# RADON ZR Team 5.0 - Die ersten Kilometer



## Stef47 (14. Dezember 2013)

....so endlich ist es da 

Der Karton am Freitag nachmittag - schön geschraubt und heute morgen die erst 10km Waldautobahn.
Echt klasse Bike!!!
Langt vollkommen für den reiferen Herren.
Danke an Bike-Discount - alles pünktlich angekommen (1 Woche)
Bitte beim nächsten Mal besser verpacken.
Der Extra-Karton vom Zubehör hatte ein Loch!!

Anstonsten alles Top


----------



## omdltd (15. Dezember 2013)

Gratulation! 

Ich fahre dieses Bike mit XT Ausstattung nun auch schon drei Jahre über örtliche Trails und bin immer noch zufrieden damit.


----------



## MTB-News.de




----------



## Don.Coyote (6. Februar 2014)

Hallo,

wie groß bist du den und für was für eine Bikegröße hast dich entschieden.
Bin 182 und weiß nicht ob ich 18 oder 20 nehmen soll. 

Gruß


----------



## filiale (7. Februar 2014)

Was hast Du denn für eine Schrittlänge ? Du liegst bestimmt genau zwischen M und L . Wenn M ist es wendig und klein, wenn L ist es gut für lange Touren und viel Strecke fahren.


----------



## ChrisStahl (7. Februar 2014)

Stef47 schrieb:


> ....so endlich ist es da
> 
> Der Karton am Freitag nachmittag - schön geschraubt und heute morgen die erst 10km Waldautobahn.
> Echt klasse Bike!!!
> ...




Bitte schreibt uns an, wenn die Verpackung beschädigt ist!!! Das müssen wir dann mit der Transportfirma  - meistens DHL klären. Da haben wir keinen Einfluss drauf. Mit der Trackingnummer bekommt dann zumindest der Jongleur eine Ansage, der sich im Bike-Weitwurf geübt hat.
Die Kartonage ersetzen wir natürlich. Bitte an den Support wenden. (und viel Spass mit dem Bike)


----------



## Don.Coyote (8. Februar 2014)

@filiale
Je nach Messung so zwischen 88 und 90.
Will damit schon auch Trails fahren. Wendigkeit ist schon wichtig, aber wird auch ein Alltagsrad.
Hab schon eine E-mail an Radon geschickt. Die Antwort war anrufen, aber da werd ich jedesmal aus der Leitung geschmissen??

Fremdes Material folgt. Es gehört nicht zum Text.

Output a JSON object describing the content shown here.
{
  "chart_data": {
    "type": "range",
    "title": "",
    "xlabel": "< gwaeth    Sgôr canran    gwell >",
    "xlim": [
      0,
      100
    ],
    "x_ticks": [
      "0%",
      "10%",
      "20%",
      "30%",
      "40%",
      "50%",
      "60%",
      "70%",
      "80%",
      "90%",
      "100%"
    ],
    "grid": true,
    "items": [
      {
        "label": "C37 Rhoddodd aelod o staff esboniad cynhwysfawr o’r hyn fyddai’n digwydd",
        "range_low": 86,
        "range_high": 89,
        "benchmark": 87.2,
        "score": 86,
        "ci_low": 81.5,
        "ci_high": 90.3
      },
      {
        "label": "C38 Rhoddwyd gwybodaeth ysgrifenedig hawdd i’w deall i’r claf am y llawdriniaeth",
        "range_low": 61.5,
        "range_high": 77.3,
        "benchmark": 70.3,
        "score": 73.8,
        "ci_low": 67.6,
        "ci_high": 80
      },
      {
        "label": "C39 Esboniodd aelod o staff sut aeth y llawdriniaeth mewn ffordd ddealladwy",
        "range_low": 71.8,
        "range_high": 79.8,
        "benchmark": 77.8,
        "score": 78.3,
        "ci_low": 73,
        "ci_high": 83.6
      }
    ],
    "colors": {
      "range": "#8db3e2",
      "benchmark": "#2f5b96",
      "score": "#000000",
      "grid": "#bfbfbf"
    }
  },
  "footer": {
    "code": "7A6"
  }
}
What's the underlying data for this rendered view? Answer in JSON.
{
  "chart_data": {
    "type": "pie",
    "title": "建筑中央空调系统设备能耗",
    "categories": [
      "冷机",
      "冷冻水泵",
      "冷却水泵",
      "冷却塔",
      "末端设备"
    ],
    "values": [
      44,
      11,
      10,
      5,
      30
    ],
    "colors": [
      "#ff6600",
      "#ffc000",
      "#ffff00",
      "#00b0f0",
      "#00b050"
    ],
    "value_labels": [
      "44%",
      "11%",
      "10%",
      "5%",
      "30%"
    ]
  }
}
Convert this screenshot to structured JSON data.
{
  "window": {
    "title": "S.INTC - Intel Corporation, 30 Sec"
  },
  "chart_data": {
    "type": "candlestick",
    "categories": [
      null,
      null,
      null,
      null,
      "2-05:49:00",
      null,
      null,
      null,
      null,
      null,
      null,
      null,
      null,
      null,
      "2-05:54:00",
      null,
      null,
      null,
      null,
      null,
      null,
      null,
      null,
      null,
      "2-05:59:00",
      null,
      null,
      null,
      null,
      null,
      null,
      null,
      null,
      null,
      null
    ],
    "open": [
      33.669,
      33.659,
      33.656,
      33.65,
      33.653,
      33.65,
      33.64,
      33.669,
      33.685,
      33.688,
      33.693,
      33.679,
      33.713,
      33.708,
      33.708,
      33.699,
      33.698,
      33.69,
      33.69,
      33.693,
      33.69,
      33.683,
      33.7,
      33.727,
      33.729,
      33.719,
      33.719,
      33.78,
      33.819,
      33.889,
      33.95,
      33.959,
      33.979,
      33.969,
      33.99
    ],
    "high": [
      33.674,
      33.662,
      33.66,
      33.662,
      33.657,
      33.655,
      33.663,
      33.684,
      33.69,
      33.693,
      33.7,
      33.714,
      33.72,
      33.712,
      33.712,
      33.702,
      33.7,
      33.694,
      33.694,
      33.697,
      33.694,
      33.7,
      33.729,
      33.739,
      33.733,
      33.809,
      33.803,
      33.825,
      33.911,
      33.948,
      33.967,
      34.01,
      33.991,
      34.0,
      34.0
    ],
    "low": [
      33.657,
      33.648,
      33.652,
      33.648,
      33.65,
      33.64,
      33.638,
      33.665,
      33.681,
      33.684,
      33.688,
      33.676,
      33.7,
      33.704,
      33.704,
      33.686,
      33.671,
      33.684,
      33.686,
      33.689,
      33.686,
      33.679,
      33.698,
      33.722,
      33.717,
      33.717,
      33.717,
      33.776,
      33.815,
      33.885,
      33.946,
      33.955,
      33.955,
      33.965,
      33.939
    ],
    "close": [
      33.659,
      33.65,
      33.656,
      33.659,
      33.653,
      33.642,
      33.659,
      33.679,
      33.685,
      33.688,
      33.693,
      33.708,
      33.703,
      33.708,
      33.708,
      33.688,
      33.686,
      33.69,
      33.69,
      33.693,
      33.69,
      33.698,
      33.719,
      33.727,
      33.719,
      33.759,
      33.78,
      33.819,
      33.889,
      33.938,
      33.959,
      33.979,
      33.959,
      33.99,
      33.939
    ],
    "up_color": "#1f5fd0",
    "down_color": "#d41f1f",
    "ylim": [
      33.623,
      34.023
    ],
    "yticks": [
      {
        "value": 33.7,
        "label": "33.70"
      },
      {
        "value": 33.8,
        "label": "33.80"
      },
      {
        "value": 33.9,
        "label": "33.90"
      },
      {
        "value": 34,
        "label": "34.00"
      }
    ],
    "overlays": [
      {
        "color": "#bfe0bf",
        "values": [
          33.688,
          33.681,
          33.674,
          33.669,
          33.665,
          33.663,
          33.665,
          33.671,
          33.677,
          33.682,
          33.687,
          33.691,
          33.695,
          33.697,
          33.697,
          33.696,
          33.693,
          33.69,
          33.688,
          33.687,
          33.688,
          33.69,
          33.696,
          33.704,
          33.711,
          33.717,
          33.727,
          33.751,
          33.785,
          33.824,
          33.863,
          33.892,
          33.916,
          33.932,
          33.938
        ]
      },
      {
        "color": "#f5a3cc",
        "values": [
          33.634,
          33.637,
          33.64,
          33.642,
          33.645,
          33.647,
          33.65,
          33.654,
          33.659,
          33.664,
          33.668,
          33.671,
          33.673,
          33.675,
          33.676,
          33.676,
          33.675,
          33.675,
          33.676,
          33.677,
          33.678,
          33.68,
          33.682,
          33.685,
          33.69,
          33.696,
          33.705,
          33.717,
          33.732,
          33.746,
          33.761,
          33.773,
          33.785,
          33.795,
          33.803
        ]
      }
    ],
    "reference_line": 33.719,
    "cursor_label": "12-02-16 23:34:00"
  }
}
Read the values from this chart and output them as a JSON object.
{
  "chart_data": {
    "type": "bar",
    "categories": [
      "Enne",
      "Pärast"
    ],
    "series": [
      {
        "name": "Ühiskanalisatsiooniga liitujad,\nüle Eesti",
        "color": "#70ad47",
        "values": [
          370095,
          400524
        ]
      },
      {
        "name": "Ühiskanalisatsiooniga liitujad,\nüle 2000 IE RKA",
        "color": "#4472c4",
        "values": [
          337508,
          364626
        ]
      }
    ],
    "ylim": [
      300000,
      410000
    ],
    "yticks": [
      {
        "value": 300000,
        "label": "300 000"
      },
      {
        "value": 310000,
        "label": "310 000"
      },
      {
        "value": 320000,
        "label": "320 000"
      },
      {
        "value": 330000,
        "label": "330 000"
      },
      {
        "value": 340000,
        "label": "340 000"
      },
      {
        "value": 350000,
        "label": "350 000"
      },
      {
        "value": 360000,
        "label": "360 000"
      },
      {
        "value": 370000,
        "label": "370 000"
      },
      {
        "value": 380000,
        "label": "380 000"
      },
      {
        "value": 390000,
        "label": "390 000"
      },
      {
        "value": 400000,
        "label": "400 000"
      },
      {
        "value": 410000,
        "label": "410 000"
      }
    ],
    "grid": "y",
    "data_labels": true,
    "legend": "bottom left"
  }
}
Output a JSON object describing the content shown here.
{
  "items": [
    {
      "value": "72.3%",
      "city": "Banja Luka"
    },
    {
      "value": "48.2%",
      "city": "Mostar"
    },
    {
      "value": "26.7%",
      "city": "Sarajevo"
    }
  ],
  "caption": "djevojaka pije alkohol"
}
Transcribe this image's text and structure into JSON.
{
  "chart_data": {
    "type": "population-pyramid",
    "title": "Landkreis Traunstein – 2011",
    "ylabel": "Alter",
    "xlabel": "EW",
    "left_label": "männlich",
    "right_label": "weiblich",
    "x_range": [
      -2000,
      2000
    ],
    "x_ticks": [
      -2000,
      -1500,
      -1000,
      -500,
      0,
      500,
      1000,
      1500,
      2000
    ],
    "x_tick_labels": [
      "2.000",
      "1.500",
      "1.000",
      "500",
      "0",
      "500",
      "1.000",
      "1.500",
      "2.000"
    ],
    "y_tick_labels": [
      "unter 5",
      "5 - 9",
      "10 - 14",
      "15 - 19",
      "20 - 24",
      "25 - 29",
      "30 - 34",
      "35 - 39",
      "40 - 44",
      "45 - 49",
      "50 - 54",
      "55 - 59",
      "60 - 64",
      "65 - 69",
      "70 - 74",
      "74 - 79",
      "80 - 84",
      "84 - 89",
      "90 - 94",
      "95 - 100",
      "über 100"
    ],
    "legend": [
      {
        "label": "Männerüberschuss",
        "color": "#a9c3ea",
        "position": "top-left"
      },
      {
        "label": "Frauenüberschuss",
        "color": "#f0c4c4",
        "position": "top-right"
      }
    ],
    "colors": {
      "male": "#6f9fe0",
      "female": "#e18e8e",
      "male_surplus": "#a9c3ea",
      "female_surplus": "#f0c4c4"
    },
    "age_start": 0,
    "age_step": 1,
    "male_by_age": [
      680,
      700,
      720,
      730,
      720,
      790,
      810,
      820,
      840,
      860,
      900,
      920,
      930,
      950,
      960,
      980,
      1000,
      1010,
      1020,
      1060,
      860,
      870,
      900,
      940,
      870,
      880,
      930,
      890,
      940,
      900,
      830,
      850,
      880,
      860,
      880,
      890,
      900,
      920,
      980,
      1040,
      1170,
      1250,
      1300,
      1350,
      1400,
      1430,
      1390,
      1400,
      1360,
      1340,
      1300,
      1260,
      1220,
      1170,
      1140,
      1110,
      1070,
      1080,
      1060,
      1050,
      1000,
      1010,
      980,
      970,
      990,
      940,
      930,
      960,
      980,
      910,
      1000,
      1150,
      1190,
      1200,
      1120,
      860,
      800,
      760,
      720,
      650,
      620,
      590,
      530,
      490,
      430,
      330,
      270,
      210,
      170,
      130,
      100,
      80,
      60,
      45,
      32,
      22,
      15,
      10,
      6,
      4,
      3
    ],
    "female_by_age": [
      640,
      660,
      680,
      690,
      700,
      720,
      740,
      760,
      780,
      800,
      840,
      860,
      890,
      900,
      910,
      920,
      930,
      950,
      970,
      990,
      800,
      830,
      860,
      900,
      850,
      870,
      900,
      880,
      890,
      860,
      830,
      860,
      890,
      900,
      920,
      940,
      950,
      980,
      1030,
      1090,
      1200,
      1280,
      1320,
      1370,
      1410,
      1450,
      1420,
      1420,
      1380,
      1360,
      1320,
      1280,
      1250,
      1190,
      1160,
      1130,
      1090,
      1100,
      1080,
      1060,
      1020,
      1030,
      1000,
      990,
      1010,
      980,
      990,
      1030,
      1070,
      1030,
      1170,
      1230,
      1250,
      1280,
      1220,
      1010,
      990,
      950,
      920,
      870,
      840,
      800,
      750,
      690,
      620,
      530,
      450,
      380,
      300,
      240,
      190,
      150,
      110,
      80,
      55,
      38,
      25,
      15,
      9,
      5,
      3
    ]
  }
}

Kann ich den auch einfach zwei Größen bestellen und eins davon wieder zurück schicken.

Gruß


----------



## filiale (8. Februar 2014)

Mit ner Wasserwaage gehts genau. Wie auch immer, ja Du könntest 2 Räder bestellen und eines davon zurückschicken (kannst 14 Tage testen). Allerdings sollte der Zustand beim zurückschicken top sein, also keine großen Gebrauchsspuren (ich denke das ist nachvollziehbar).
Aber bei 88-90 ist es definitiv ein 20". Ich bin 183 bei 89 und fahre 20". Das Problem ist die SL. Du mußt bei 88-90 den Sattel fast komplett bis zur Markierung rausziehen. Dafür bedarf es einer langen Sattelstütze. Die 18" ist zu kurz dafür. Desweiteren hättest Du dann bei 18" eine enorme Sattelüberhöhung.


----------



## help (8. Februar 2014)

Also kommt auch drauf an ob du das 26" oder 29"er meinst?
29er hat als 18" = 590mm OR, als 20" = 605mm
26er als 18" = 588mm OR, als 20" = 602mm

mein ZR Race in 18" hat 596mm OR + 90mm Vorbaulänge das geht noch ganz gut mit 182cm & 87cm SL...
Bei den ZR Team Modellen würde ich aber zu 20" greifen.


----------



## filiale (8. Februar 2014)

2-3mm Unterschied in der Oberrohrlänge sind zu vernachlässigen. Bei 10-15mm würde ich Dir zustimmen. Es gibt ja auch noch eine gewisse Herstellungstoleranz.
Das ZR Race ist sportlich, das Team ist der Tourer. Daher würde ich beim Team mehr auf Fahrkomfort und lange Strecken achten und somit das 20" nehmen.


----------



## Don.Coyote (8. Februar 2014)

Erstmal danke für die Hilfe.
Hab es nochmals nachgemessen. Je nachdem wie stark ich die Wasserwage in den Schritt hochziehe sind es mal mehr, mal weniger cm. Nehmen wir einfach mal die Mitte mit ca. 89cm.
Ich dachte eigentlich an ein 29er, wegen dem besseren Überollverhalten.
Will mit dem Fahrrad halt auch mal bißchen auf Trails mit Bergabpassagen fahren. Denke das 29er steckt da vielleicht mehr Weg, bzw. ist angenehmer zu fahren. Gerade auch von der Geometrie find ich es passender wie das Race.
Dachte halt, dass das 18er agiler ist und somit besser für den Einsatzzweck passt?


----------



## help (8. Februar 2014)

Don.Coyote schrieb:


> Erstmal danke für die Hilfe.
> Hab es nochmals nachgemessen. Je nachdem wie stark ich die Wasserwage in den Schritt hochziehe sind es mal mehr, mal weniger cm. Nehmen wir einfach mal die Mitte mit ca. 89cm.
> Ich dachte eigentlich an ein 29er, wegen dem besseren Überollverhalten.
> Will mit dem Fahrrad halt auch mal bißchen auf Trails mit Bergabpassagen fahren. Denke das 29er steckt da vielleicht mehr Weg, bzw. ist angenehmer zu fahren. Gerade auch von der Geometrie find ich es passender wie das Race.
> Dachte halt, dass das 18er agiler ist und somit besser für den Einsatzzweck passt?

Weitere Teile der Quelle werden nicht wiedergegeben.